Bontridder, Albert
Vlaams dichter en essayist (Anderlecht 4.4.1921). Als architect ontwierp hij de
woningen van Louis Paul Boon en Marcel Wauters en ook zijn
eigen huis. In 1952 stichtte hij het tijdschrift Architecture. In 1960 werd hem de Van de Venprijs
voor bouwkunde toegekend. Als dichter én als architect verzet Bontridder zich
tegen de massificatie en uniformering in de moderne maatschappij. Dat thema beheerst de bundel
Huizen vieren haat (1979), maar ook de essays en studies die de auteur aan een
leefbare architectuur, een spel tussen licht en stilte, wijdde. Typerend voor zijn humanitair
engagement is ook zijn voorzitterschap sinds 1974 van het Vlaamse PEN-centrum.
Bontridder publiceerde eerst poëzie in het Frans onder invloed van Éluard.
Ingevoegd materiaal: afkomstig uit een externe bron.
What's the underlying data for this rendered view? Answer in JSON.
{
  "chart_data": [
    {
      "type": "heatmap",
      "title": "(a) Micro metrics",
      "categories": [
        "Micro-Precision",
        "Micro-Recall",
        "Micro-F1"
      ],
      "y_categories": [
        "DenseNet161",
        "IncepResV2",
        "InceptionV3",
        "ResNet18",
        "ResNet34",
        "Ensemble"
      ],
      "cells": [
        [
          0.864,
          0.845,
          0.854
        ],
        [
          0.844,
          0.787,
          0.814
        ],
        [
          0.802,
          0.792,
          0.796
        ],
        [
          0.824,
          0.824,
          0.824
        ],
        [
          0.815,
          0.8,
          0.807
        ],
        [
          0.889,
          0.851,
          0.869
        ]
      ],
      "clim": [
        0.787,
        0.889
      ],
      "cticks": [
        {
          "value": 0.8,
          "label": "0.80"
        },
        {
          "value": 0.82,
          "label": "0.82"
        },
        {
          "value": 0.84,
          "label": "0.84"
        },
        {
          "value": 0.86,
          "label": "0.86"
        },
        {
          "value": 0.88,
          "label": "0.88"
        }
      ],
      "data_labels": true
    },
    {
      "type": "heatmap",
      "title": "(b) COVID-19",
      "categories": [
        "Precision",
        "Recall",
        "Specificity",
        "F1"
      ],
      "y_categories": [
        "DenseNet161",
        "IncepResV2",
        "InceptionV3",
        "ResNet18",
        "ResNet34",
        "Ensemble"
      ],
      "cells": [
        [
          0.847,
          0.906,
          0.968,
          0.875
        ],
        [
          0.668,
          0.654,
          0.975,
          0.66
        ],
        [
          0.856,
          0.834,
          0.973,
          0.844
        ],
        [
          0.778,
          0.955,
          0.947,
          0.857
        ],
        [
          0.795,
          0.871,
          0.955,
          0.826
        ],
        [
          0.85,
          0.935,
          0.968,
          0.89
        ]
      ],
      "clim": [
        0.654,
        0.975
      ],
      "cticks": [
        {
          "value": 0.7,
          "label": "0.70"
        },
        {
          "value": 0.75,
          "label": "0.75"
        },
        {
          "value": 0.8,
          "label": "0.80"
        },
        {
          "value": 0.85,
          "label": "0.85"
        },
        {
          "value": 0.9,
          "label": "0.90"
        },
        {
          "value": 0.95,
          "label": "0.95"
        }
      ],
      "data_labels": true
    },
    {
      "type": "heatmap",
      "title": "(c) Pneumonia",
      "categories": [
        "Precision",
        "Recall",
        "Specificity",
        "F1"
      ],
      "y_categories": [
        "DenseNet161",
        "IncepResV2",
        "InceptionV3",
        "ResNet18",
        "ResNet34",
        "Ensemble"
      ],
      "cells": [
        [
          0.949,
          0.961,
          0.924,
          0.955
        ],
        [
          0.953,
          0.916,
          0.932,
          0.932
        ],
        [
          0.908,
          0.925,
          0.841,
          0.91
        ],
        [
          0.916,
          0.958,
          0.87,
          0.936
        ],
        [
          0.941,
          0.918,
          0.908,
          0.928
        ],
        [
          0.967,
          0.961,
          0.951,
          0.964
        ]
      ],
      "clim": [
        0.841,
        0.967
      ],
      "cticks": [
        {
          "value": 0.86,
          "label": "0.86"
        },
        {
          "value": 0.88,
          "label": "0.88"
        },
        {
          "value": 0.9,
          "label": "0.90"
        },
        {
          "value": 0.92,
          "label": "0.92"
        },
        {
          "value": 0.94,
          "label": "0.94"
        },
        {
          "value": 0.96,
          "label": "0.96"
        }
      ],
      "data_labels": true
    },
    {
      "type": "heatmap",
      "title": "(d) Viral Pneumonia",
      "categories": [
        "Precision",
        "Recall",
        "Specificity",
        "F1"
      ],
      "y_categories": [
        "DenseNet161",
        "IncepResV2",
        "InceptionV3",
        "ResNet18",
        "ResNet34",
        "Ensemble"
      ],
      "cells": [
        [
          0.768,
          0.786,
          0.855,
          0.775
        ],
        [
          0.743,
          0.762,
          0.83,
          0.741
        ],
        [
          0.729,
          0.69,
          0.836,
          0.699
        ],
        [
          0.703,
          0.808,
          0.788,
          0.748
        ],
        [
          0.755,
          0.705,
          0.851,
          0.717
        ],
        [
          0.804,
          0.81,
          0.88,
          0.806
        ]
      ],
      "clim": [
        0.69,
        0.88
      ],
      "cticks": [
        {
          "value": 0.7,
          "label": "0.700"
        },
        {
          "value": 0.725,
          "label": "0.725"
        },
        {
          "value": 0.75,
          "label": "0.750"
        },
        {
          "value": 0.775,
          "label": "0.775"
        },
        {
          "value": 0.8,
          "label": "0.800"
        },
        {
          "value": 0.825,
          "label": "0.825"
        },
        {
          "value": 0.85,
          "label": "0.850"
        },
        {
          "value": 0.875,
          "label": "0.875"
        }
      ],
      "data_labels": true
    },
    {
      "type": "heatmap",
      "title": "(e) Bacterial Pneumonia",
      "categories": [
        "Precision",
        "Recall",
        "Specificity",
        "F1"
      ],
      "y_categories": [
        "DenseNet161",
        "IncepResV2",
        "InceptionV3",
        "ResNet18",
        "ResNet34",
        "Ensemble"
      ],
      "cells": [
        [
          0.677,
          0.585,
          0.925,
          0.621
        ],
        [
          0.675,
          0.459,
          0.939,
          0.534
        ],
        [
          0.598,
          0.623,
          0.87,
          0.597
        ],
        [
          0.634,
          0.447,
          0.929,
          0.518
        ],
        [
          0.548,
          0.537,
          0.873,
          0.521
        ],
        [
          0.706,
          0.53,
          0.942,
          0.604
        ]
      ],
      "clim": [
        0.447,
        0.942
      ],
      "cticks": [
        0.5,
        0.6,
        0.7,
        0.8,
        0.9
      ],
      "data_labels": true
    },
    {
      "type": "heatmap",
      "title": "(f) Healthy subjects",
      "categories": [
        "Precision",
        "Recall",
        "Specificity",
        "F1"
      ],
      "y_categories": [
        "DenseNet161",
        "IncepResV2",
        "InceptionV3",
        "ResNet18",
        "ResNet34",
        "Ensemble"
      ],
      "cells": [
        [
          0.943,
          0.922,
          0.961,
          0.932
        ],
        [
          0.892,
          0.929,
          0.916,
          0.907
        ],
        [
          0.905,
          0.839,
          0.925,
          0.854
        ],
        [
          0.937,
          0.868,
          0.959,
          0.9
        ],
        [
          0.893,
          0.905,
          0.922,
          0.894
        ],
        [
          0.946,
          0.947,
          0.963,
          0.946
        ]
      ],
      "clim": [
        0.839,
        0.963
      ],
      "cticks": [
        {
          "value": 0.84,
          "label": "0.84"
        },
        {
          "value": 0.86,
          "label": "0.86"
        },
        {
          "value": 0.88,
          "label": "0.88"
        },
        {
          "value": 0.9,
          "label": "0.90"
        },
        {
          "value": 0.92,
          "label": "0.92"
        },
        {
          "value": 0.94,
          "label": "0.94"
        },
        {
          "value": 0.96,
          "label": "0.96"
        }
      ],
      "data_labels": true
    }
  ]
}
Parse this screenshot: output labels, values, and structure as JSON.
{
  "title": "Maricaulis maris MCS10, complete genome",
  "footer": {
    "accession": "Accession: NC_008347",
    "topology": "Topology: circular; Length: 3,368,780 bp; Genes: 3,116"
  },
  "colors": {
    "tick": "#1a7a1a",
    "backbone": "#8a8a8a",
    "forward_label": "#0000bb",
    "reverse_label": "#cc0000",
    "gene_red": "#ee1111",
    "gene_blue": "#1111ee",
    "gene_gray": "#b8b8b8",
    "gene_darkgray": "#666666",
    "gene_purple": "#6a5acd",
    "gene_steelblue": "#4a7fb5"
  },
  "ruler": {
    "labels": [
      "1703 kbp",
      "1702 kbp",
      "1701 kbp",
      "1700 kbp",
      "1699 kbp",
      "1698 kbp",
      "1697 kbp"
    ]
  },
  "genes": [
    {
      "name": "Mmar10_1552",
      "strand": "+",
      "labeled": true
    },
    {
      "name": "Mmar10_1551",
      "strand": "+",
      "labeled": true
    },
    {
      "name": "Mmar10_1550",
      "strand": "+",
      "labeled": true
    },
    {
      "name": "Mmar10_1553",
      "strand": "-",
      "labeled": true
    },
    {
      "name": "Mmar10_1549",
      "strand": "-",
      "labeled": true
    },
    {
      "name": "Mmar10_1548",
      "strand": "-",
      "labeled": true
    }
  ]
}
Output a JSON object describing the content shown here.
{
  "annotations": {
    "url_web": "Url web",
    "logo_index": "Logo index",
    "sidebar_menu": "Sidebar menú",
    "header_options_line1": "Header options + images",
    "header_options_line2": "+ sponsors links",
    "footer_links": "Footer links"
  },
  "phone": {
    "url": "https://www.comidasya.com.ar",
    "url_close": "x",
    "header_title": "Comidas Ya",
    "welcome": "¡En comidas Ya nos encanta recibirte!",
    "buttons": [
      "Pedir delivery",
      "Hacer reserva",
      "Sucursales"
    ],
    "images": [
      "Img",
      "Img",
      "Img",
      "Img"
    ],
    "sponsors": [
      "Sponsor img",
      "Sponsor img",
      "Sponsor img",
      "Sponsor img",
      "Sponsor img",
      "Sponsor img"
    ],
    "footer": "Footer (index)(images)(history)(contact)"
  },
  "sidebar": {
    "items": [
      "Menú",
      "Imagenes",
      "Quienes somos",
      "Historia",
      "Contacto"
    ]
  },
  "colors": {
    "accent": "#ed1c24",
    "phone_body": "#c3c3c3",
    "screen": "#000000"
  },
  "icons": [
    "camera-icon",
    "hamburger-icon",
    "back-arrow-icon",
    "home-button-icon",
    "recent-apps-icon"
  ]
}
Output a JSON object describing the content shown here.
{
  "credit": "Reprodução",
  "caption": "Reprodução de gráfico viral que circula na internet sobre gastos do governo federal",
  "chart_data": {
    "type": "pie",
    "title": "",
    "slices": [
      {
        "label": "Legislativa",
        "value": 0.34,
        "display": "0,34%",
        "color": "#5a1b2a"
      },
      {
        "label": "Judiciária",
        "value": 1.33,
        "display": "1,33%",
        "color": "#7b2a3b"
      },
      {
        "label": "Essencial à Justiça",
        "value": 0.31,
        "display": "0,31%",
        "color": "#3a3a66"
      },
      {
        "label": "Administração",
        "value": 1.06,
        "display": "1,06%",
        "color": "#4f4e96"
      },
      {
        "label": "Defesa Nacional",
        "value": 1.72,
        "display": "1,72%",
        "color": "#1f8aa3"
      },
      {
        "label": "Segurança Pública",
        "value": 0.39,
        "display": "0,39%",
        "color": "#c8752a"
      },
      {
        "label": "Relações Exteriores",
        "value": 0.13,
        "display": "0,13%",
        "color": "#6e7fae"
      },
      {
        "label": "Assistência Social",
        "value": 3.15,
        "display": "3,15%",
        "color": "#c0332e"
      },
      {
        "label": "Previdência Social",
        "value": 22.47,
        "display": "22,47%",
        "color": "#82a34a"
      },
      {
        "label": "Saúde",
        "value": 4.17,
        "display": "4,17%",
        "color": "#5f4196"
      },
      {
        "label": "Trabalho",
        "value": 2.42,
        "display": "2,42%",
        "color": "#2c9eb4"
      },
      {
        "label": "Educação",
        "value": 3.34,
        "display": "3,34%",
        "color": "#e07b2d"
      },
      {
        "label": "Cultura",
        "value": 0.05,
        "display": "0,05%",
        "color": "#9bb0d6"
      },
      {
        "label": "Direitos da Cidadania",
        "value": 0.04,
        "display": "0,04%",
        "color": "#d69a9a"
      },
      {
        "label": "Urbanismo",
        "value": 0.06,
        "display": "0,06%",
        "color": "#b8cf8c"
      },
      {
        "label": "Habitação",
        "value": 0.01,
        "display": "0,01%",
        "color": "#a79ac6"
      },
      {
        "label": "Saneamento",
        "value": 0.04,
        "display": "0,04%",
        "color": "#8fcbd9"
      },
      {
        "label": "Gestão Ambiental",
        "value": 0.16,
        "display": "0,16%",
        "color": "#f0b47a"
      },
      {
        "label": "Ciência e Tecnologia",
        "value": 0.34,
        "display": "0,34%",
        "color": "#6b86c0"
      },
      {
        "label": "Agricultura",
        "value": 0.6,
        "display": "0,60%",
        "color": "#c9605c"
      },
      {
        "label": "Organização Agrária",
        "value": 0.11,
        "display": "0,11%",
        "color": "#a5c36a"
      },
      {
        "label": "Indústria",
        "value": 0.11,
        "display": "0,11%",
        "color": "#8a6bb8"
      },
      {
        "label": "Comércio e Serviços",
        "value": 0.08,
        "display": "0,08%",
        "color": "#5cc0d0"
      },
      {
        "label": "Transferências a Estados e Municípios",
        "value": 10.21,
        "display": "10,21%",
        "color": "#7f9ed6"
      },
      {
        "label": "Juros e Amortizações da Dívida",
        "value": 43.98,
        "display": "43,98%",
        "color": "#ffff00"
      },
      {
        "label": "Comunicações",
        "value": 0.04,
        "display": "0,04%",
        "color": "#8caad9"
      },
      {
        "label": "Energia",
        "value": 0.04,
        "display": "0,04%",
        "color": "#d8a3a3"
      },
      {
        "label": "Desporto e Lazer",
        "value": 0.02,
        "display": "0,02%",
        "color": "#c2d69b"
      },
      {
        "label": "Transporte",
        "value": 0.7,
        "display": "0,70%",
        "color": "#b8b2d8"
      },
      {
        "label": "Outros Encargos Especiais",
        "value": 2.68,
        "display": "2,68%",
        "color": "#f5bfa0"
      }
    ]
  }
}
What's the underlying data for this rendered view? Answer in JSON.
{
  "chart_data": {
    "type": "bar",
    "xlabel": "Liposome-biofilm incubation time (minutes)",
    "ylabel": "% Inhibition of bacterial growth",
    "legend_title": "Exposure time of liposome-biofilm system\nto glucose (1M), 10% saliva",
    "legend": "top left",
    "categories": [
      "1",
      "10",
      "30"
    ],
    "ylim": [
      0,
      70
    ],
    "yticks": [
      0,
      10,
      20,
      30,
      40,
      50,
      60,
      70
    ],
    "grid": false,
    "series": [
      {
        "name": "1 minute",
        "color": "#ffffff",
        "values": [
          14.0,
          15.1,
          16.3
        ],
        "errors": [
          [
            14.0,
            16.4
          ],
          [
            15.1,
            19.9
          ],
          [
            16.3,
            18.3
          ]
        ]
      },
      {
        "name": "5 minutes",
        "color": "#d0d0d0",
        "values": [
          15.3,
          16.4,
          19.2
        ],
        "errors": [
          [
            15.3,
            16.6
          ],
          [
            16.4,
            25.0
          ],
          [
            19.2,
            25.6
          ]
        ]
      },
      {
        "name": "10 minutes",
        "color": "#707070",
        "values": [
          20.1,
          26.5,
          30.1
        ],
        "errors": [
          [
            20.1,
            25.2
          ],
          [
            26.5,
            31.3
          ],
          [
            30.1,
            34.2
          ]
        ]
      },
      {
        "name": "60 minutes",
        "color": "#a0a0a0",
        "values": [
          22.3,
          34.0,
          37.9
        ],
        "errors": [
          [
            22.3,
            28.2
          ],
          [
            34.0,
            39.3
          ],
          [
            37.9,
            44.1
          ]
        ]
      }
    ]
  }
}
Maar vooral Jan
Walravens heeft hem sterk beïnvloed. Bontridder behoorde tot de groep Tijd en Mens
(1949-1955), waarvan hij van 1950 tot 1952 redacteur was. Van 1966 tot 1977 was hij redacteur
van Kentering. De levensopvatting die in zijn incantatorische en ideeënrijke poëzie steeds
terugkeert, is verwant aan die van Georges Bataille. Het individueel bewustzijn is een breuk in de
continuïteit van het bestaan. Alleen de dood schenkt ons terug aan de verloren gegane continuïteit,
maar ook de erotiek en de poëzie kunnen een brug slaan naar wat ieder van ons verloren heeft. Veel
van Bontridders werk heeft een cyclisch karakter: de thema's worden uitgewerkt in een reeks
samenhangende (vaak genummerde) gedichten. Die thematiek wordt dan opgehangen aan een
gewelddadige gebeurtenis (moord, verkrachting, executie) die werkelijk heeft plaats gevonden. Die
voorvallen worden vervolgens in de gedichten uitgewerkt als exemplarische voorbeelden van de
botsing tussen individu en maatschappij en vooral van het eenzame individu tegenover het collectief.
Bontridder kreeg o.m. de Dirk Martensprijs in 1970 voor de bundel Ook de nacht is een zon
(1969) en de Jan Campertprijs in 1972 voor de bundel Zelfverbranding (1971).
Literatuur: Kritisch lexicon; Oosthoek; WP-lexicon; B. Kooijman, ‘‘Bagatelle -
Hangende vis’ van Albert Bontridder. Een poging tot analyse’, in: Spiegel der Letteren 13
(1970) 1, p. 10-32; H. Leus, ‘In gesprek met Albert Bontridder’, in: Kritisch Akkoord 1974
(1974), p. 96-112; W.M. Roggeman. Albert Bontridder (1976); B. Kooijman. De wereld van
een tekst. Dood hout van Albert Bontridder (diss., 1991).